When the 37 ready-made servers do not cover a need, the Custom MCP Builder lets you wrap an internal REST API or run your own Python or JavaScript, and that custom tool becomes reachable through the same connection. For the tools worth enabling first, see 10 essential MCP servers.
FAQs
What is an MCP server? ▼
An MCP server is a small program that exposes tools to AI models through the Model Context Protocol (MCP). Instead of building custom integrations for every service, AI clients connect to the server and call its tools using a shared open standard.
What does BoltAI do? ▼
BoltAI is a native macOS application that works with AI models from OpenAI, Anthropic, Google, and local engines like Ollama. It lets you chat with models or use them in any text field or IDE through keyboard shortcuts, while also supporting images, PDFs, and code.
How do I connect MCP360 to BoltAI? ▼
Copy your MCP360 Universal Gateway URL from the dashboard. In BoltAI, open Settings → Plugins, click the plus button, configure the gateway through the mcp-remote bridge in mcp.json, save the changes, start a new chat, and enable MCP360 from the Plugin menu.
Why does BoltAI need a function-calling model for MCP tools? ▼
BoltAI depends on the AI model to decide when to call external tools. That capability requires a model with function calling support. If the Plugin option is unavailable or tools never execute, switching to a compatible model from providers like OpenAI or Anthropic usually resolves the issue.
Do I need Node.js to use a remote MCP server in BoltAI? ▼
Yes. Remote MCP servers connect through the mcp-remote bridge, which runs with npx and requires Node.js to be installed. You can verify the installation by running node -v in Terminal. Local stdio-based MCP servers do not require this step.
Does connecting many tools make BoltAI slower? ▼
No. Gateways that load tools on demand only provide the tools required for the current task instead of loading every available tool. This keeps prompts small even when many servers are connected.
What can BoltAI do once it is connected to MCP360? ▼
Once connected, BoltAI can use live tools instead of relying only on model knowledge. It can perform web searches, keyword research, SEO audits, price comparisons, email verification, YouTube transcript retrieval, Scholar searches, and combine results into a single response.
Is it safe to put my API key in the BoltAI config? ▼
Your MCP360 gateway URL contains an access token, so it should be treated like a password and never committed to shared repositories or public configuration files. BoltAI stores plugin settings locally, and you can rotate the token from the MCP360 dashboard if it is ever exposed.
Conclusion
Connecting BoltAI to MCP360 changes where your research happens. The lookups you used to run in a browser tab now happen in the same window where you write and code, so getting the current number and using it stop being two separate jobs.
The bigger payoff is what you don’t repeat. Every tool runs through one gateway and one credential, so the next server takes one toggle and nothing else. A server MCP360 ships next month, or a custom MCP you wrap around an internal API, shows up through the connection you already made. The setup you finished today is the last setup this catalog asks of you.

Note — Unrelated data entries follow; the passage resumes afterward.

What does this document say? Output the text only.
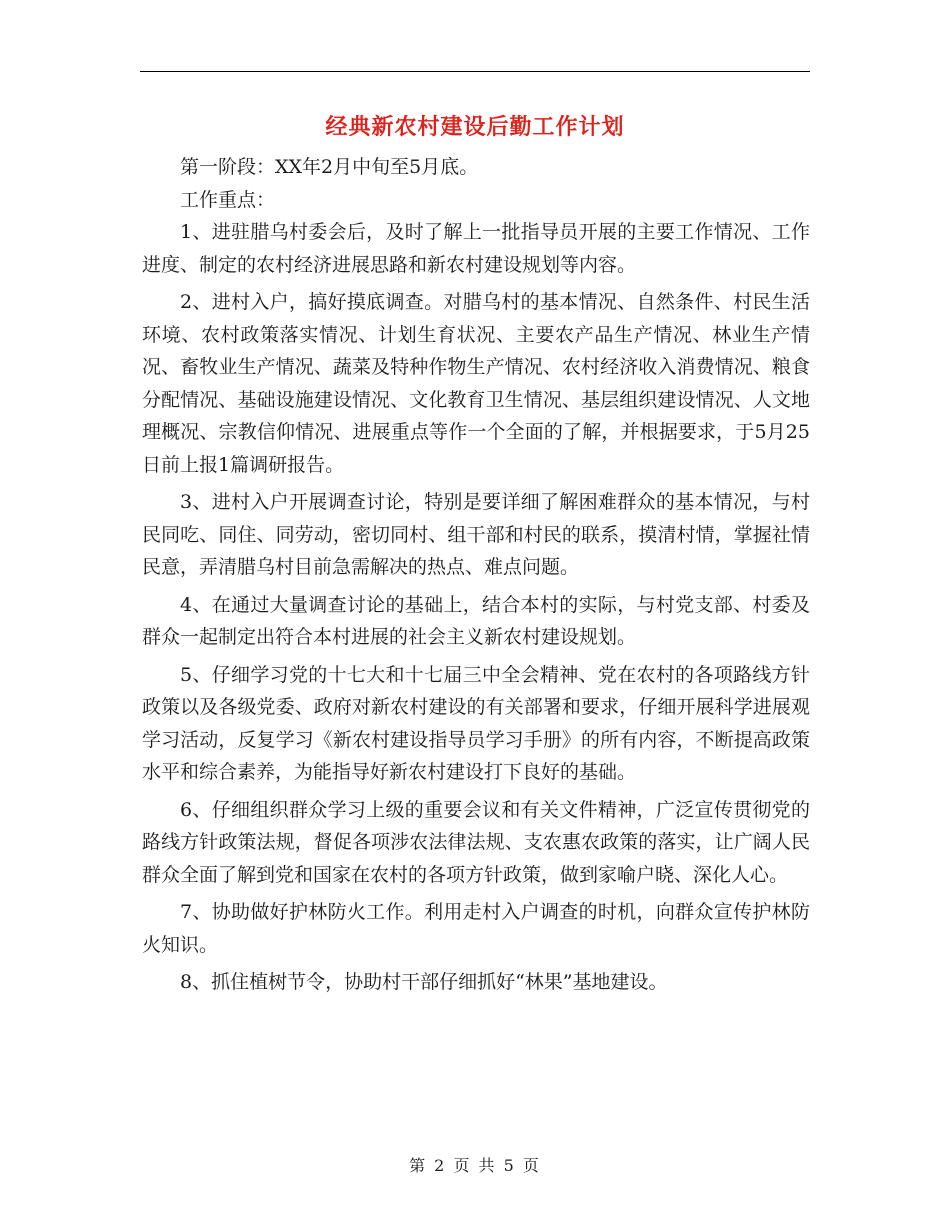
经典新农村建设后勤工作计划

第一阶段：XX年2月中旬至5月底。

工作重点：

1、进驻腊乌村委会后，及时了解上一批指导员开展的主要工作情况、工作进度、制定的农村经济进展思路和新农村建设规划等内容。

2、进村入户，搞好摸底调查。对腊乌村的基本情况、自然条件、村民生活环境、农村政策落实情况、计划生育状况、主要农产品生产情况、林业生产情况、畜牧业生产情况、蔬菜及特种作物生产情况、农村经济收入消费情况、粮食分配情况、基础设施建设情况、文化教育卫生情况、基层组织建设情况、人文地理概况、宗教信仰情况、进展重点等作一个全面的了解，并根据要求，于5月25日前上报1篇调研报告。

3、进村入户开展调查讨论，特别是要详细了解困难群众的基本情况，与村民同吃、同住、同劳动，密切同村、组干部和村民的联系，摸清村情，掌握社情民意，弄清腊乌村目前急需解决的热点、难点问题。

4、在通过大量调查讨论的基础上，结合本村的实际，与村党支部、村委及群众一起制定出符合本村进展的社会主义新农村建设规划。

5、仔细学习党的十七大和十七届三中全会精神、党在农村的各项路线方针政策以及各级党委、政府对新农村建设的有关部署和要求，仔细开展科学进展观学习活动，反复学习《新农村建设指导员学习手册》的所有内容，不断提高政策水平和综合素养，为能指导好新农村建设打下良好的基础。

6、仔细组织群众学习上级的重要会议和有关文件精神，广泛宣传贯彻党的路线方针政策法规，督促各项涉农法律法规、支农惠农政策的落实，让广阔人民群众全面了解到党和国家在农村的各项方针政策，做到家喻户晓、深化人心。

7、协助做好护林防火工作。利用走村入户调查的时机，向群众宣传护林防火知识。

8、抓住植树节令，协助村干部仔细抓好“林果”基地建设。

第 2 页 共 5 页
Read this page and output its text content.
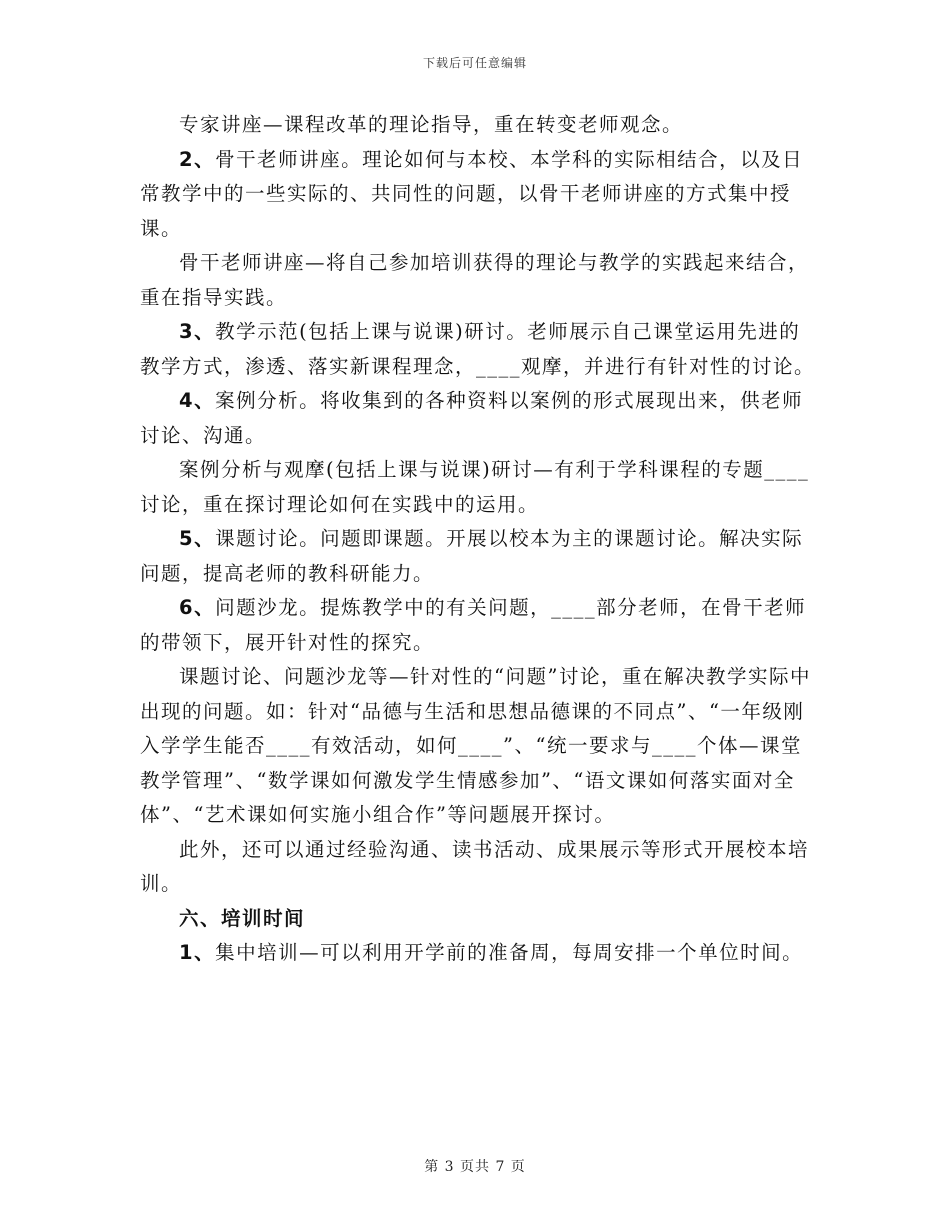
下载后可任意编辑

专家讲座—课程改革的理论指导，重在转变老师观念。

2、骨干老师讲座。理论如何与本校、本学科的实际相结合，以及日常教学中的一些实际的、共同性的问题，以骨干老师讲座的方式集中授课。

骨干老师讲座—将自己参加培训获得的理论与教学的实践起来结合，重在指导实践。

3、教学示范(包括上课与说课)研讨。老师展示自己课堂运用先进的教学方式，渗透、落实新课程理念，____观摩，并进行有针对性的讨论。

4、案例分析。将收集到的各种资料以案例的形式展现出来，供老师讨论、沟通。

案例分析与观摩(包括上课与说课)研讨—有利于学科课程的专题____讨论，重在探讨理论如何在实践中的运用。

5、课题讨论。问题即课题。开展以校本为主的课题讨论。解决实际问题，提高老师的教科研能力。

6、问题沙龙。提炼教学中的有关问题，____部分老师，在骨干老师的带领下，展开针对性的探究。

课题讨论、问题沙龙等—针对性的“问题”讨论，重在解决教学实际中出现的问题。如：针对“品德与生活和思想品德课的不同点”、“一年级刚入学学生能否____有效活动，如何____”、“统一要求与____个体—课堂教学管理”、“数学课如何激发学生情感参加”、“语文课如何落实面对全体”、“艺术课如何实施小组合作”等问题展开探讨。

此外，还可以通过经验沟通、读书活动、成果展示等形式开展校本培训。

六、培训时间

1、集中培训—可以利用开学前的准备周，每周安排一个单位时间。

第 3 页共 7 页
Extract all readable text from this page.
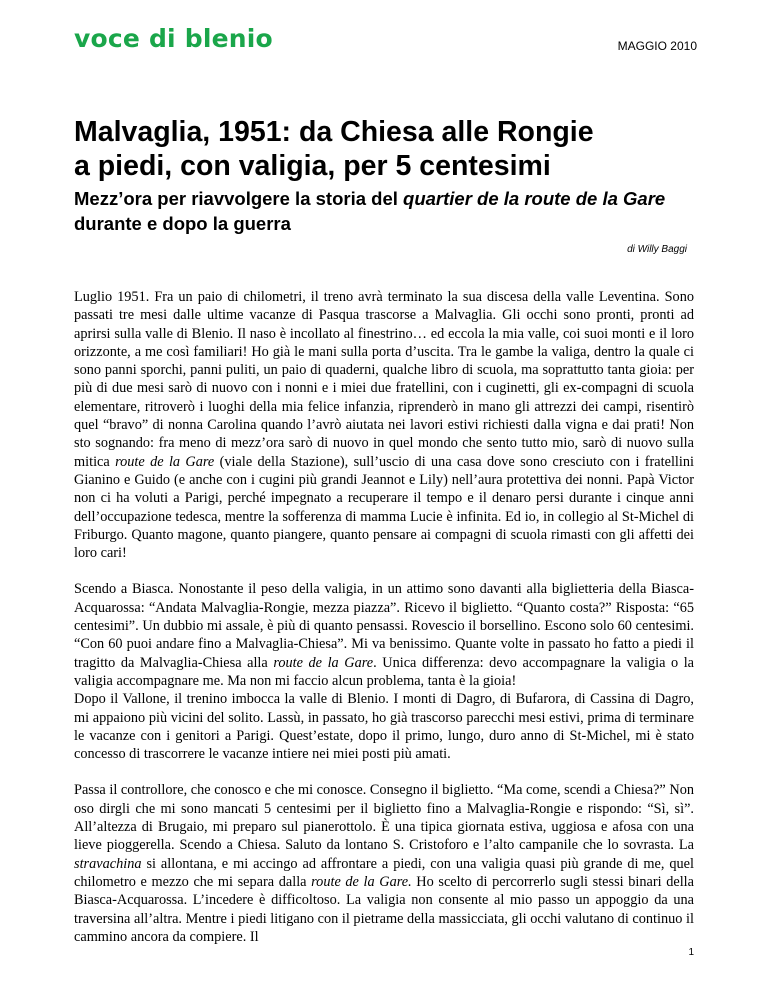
voce di blenio	MAGGIO 2010
Malvaglia, 1951: da Chiesa alle Rongie
a piedi, con valigia, per 5 centesimi
Mezz’ora per riavvolgere la storia del quartier de la route de la Gare durante e dopo la guerra
di Willy Baggi

Luglio 1951. Fra un paio di chilometri, il treno avrà terminato la sua discesa della valle Leventina. Sono passati tre mesi dalle ultime vacanze di Pasqua trascorse a Malvaglia. Gli occhi sono pronti, pronti ad aprirsi sulla valle di Blenio. Il naso è incollato al finestrino… ed eccola la mia valle, coi suoi monti e il loro orizzonte, a me così familiari! Ho già le mani sulla porta d’uscita. Tra le gambe la valiga, dentro la quale ci sono panni sporchi, panni puliti, un paio di quaderni, qualche libro di scuola, ma soprattutto tanta gioia: per più di due mesi sarò di nuovo con i nonni e i miei due fratellini, con i cuginetti, gli ex-compagni di scuola elementare, ritroverò i luoghi della mia felice infanzia, riprenderò in mano gli attrezzi dei campi, risentirò quel “bravo” di nonna Carolina quando l’avrò aiutata nei lavori estivi richiesti dalla vigna e dai prati! Non sto sognando: fra meno di mezz’ora sarò di nuovo in quel mondo che sento tutto mio, sarò di nuovo sulla mitica route de la Gare (viale della Stazione), sull’uscio di una casa dove sono cresciuto con i fratellini Gianino e Guido (e anche con i cugini più grandi Jeannot e Lily) nell’aura protettiva dei nonni. Papà Victor non ci ha voluti a Parigi, perché impegnato a recuperare il tempo e il denaro persi durante i cinque anni dell’occupazione tedesca, mentre la sofferenza di mamma Lucie è infinita. Ed io, in collegio al St-Michel di Friburgo. Quanto magone, quanto piangere, quanto pensare ai compagni di scuola rimasti con gli affetti dei loro cari!

Scendo a Biasca. Nonostante il peso della valigia, in un attimo sono davanti alla biglietteria della Biasca-Acquarossa: “Andata Malvaglia-Rongie, mezza piazza”. Ricevo il biglietto. “Quanto costa?” Risposta: “65 centesimi”. Un dubbio mi assale, è più di quanto pensassi. Rovescio il borsellino. Escono solo 60 centesimi. “Con 60 puoi andare fino a Malvaglia-Chiesa”. Mi va benissimo. Quante volte in passato ho fatto a piedi il tragitto da Malvaglia-Chiesa alla route de la Gare. Unica differenza: devo accompagnare la valigia o la valigia accompagnare me. Ma non mi faccio alcun problema, tanta è la gioia!

Dopo il Vallone, il trenino imbocca la valle di Blenio. I monti di Dagro, di Bufarora, di Cassina di Dagro, mi appaiono più vicini del solito. Lassù, in passato, ho già trascorso parecchi mesi estivi, prima di terminare le vacanze con i genitori a Parigi. Quest’estate, dopo il primo, lungo, duro anno di St-Michel, mi è stato concesso di trascorrere le vacanze intiere nei miei posti più amati.

Passa il controllore, che conosco e che mi conosce. Consegno il biglietto. “Ma come, scendi a Chiesa?” Non oso dirgli che mi sono mancati 5 centesimi per il biglietto fino a Malvaglia-Rongie e rispondo: “Sì, sì”. All’altezza di Brugaio, mi preparo sul pianerottolo. È una tipica giornata estiva, uggiosa e afosa con una lieve pioggerella. Scendo a Chiesa. Saluto da lontano S. Cristoforo e l’alto campanile che lo sovrasta. La stravachina si allontana, e mi accingo ad affrontare a piedi, con una valigia quasi più grande di me, quel chilometro e mezzo che mi separa dalla route de la Gare. Ho scelto di percorrerlo sugli stessi binari della Biasca-Acquarossa. L’incedere è difficoltoso. La valigia non consente al mio passo un appoggio da una traversina all’altra. Mentre i piedi litigano con il pietrame della massicciata, gli occhi valutano di continuo il cammino ancora da compiere. Il

1
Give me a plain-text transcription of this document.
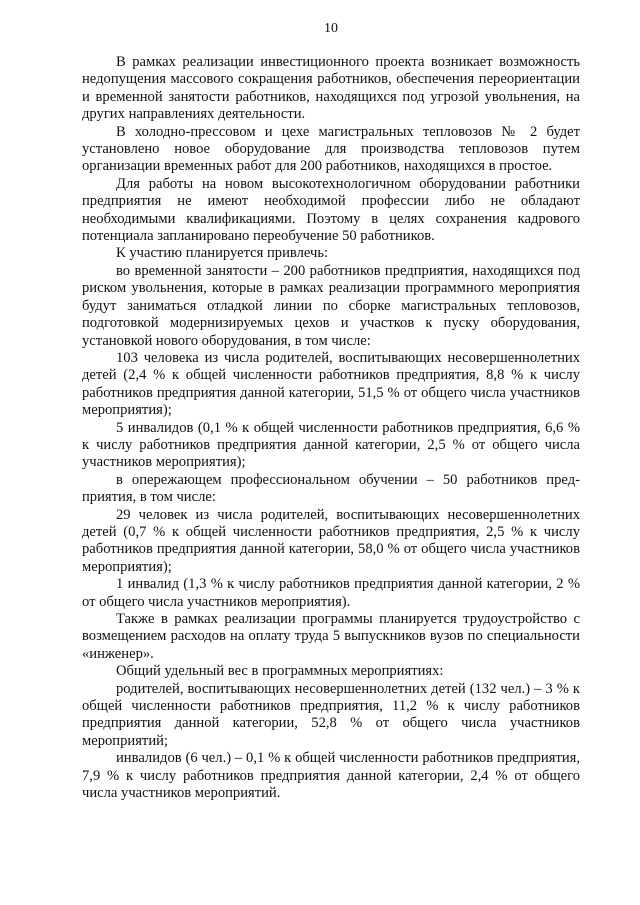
10

В рамках реализации инвестиционного проекта возникает возможность недопущения массового сокращения работников, обеспечения переориентации и временной занятости работников, находящихся под угрозой увольнения, на других направлениях деятельности.

В холодно-прессовом и цехе магистральных тепловозов № 2 будет установлено новое оборудование для производства тепловозов путем организации временных работ для 200 работников, находящихся в простое.

Для работы на новом высокотехнологичном оборудовании работники предприятия не имеют необходимой профессии либо не обладают необходимыми квалификациями. Поэтому в целях сохранения кадрового потенциала запланировано переобучение 50 работников.

К участию планируется привлечь:

во временной занятости – 200 работников предприятия, находящихся под риском увольнения, которые в рамках реализации программного мероприятия будут заниматься отладкой линии по сборке магистральных тепловозов, подготовкой модернизируемых цехов и участков к пуску оборудования, установкой нового оборудования, в том числе:

103 человека из числа родителей, воспитывающих несовершеннолетних детей (2,4 % к общей численности работников предприятия, 8,8 % к числу работников предприятия данной категории, 51,5 % от общего числа участников мероприятия);

5 инвалидов (0,1 % к общей численности работников предприятия, 6,6 % к числу работников предприятия данной категории, 2,5 % от общего числа участников мероприятия);

в опережающем профессиональном обучении – 50 работников предприятия, в том числе:

29 человек из числа родителей, воспитывающих несовершеннолетних детей (0,7 % к общей численности работников предприятия, 2,5 % к числу работников предприятия данной категории, 58,0 % от общего числа участников мероприятия);

1 инвалид (1,3 % к числу работников предприятия данной категории, 2 % от общего числа участников мероприятия).

Также в рамках реализации программы планируется трудоустройство с возмещением расходов на оплату труда 5 выпускников вузов по специальности «инженер».

Общий удельный вес в программных мероприятиях:

родителей, воспитывающих несовершеннолетних детей (132 чел.) – 3 % к общей численности работников предприятия, 11,2 % к числу работников предприятия данной категории, 52,8 % от общего числа участников мероприятий;

инвалидов (6 чел.) – 0,1 % к общей численности работников предприятия, 7,9 % к числу работников предприятия данной категории, 2,4 % от общего числа участников мероприятий.
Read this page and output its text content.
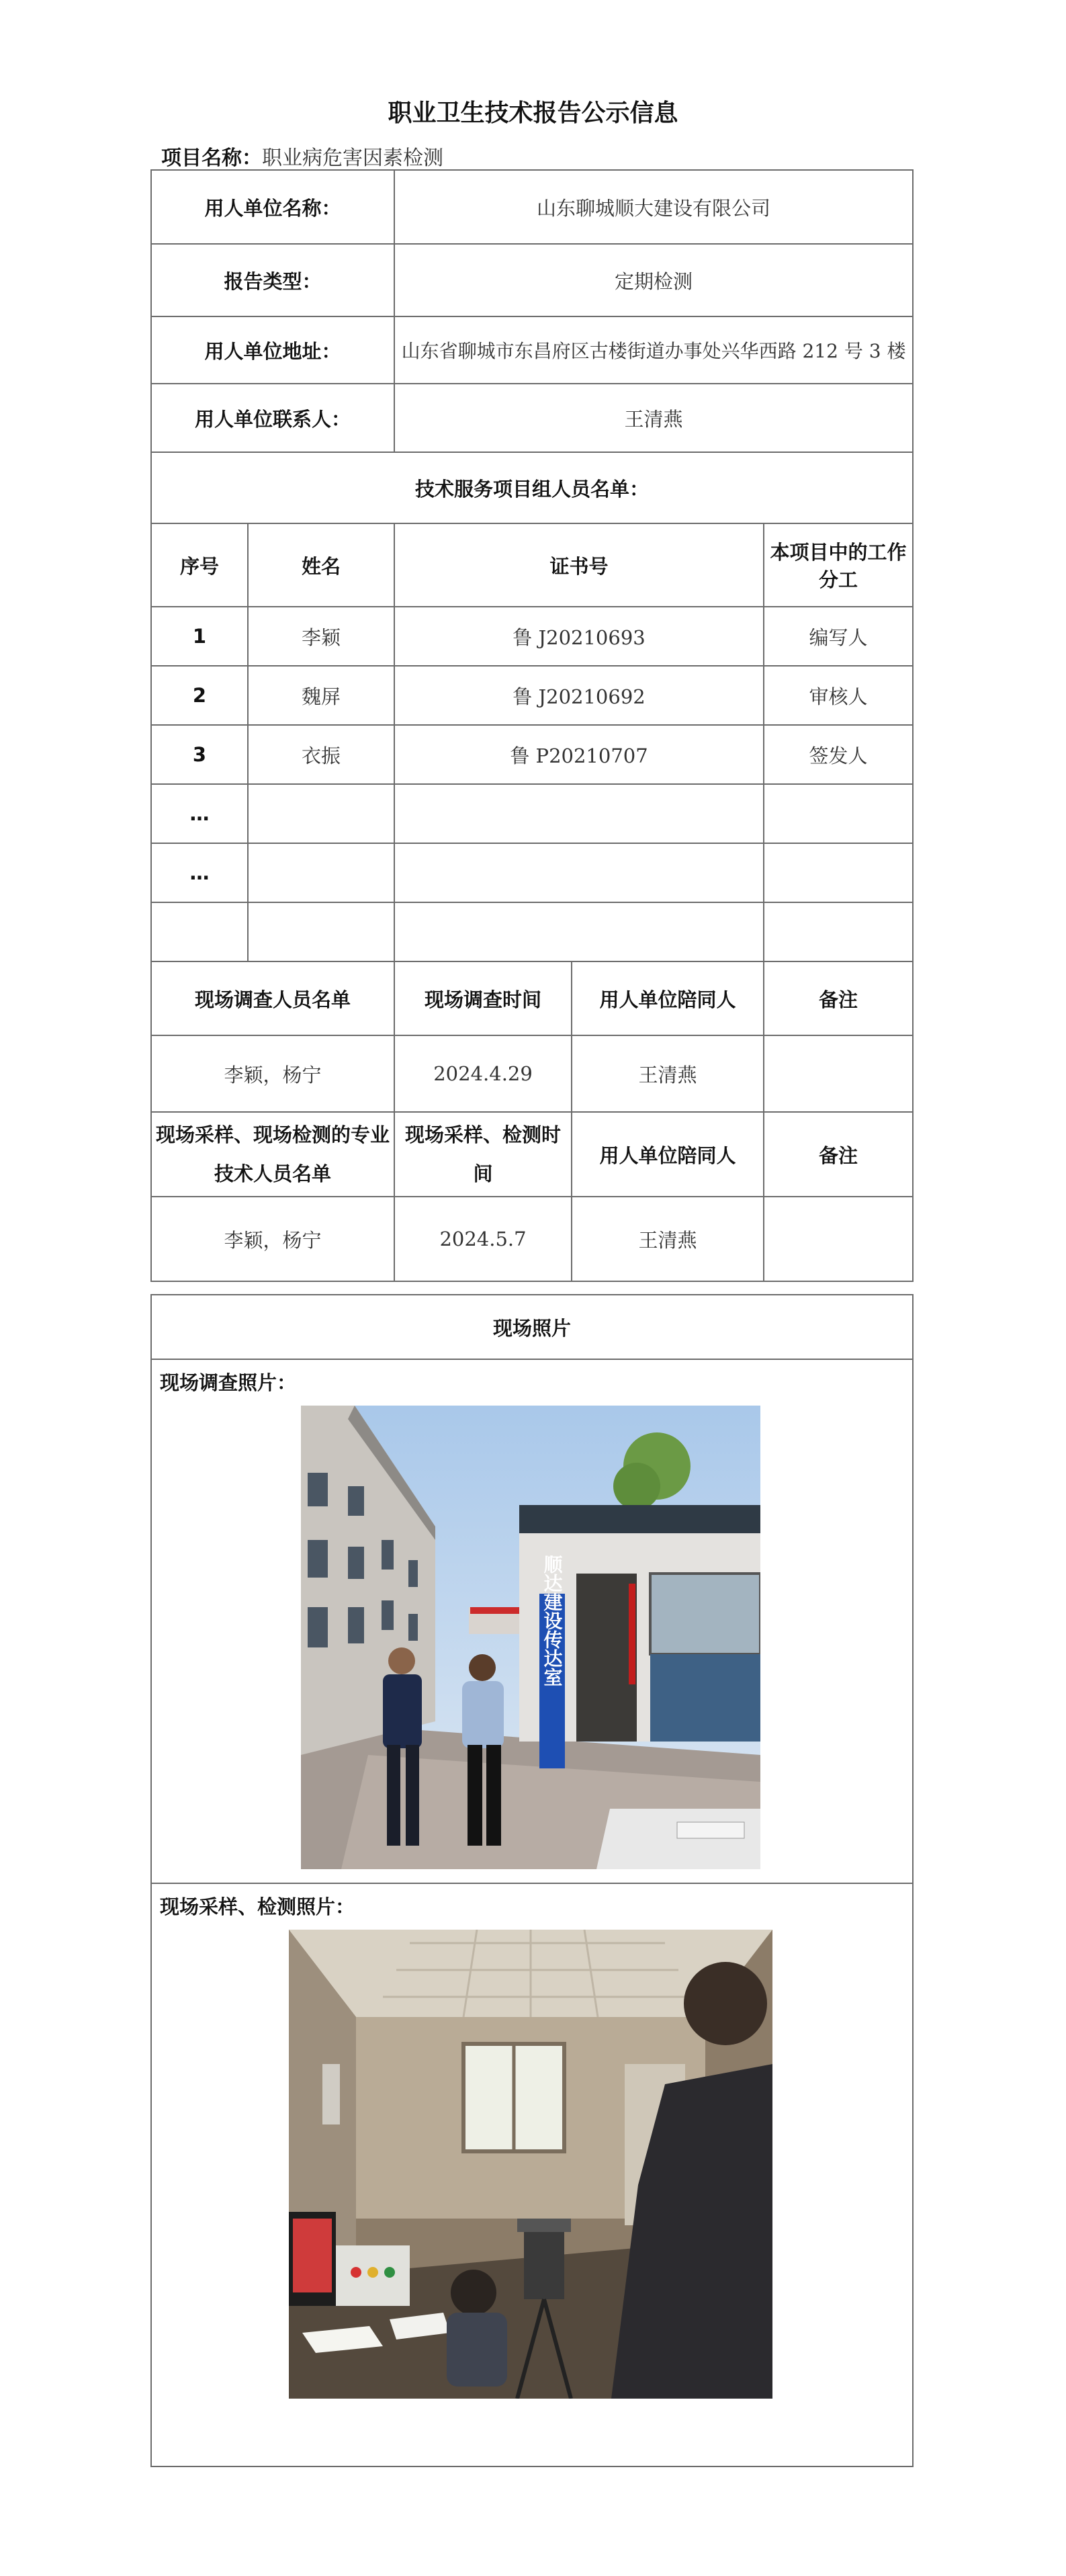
职业卫生技术报告公示信息
项目名称：职业病危害因素检测
用人单位名称：		山东聊城顺大建设有限公司		
报告类型：		定期检测		
用人单位地址：		山东省聊城市东昌府区古楼街道办事处兴华西路 212 号 3 楼		
用人单位联系人：		王清燕		
技术服务项目组人员名单：				
序号	姓名	证书号		本项目中的工作分工
1	李颖	鲁 J20210693		编写人
2	魏屏	鲁 J20210692		审核人
3	衣振	鲁 P20210707		签发人
…				
…				

现场调查人员名单		现场调查时间	用人单位陪同人	备注
李颖，杨宁		2024.4.29	王清燕	
现场采样、现场检测的专业技术人员名单		现场采样、检测时间	用人单位陪同人	备注
李颖，杨宁		2024.5.7	王清燕	
现场照片

现场调查照片：
顺达建设传达室

现场采样、检测照片：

So start small and deliberate. Pick the one tool that maps to a task you run most often. Keyword research, price checks, email verification. Put it on real work three or four times this week before you add a second. That tells you whether the tool earns a place in your workflow or just sits in the list. If a tool fails to load, the MCP server connection troubleshooting guide covers the common causes.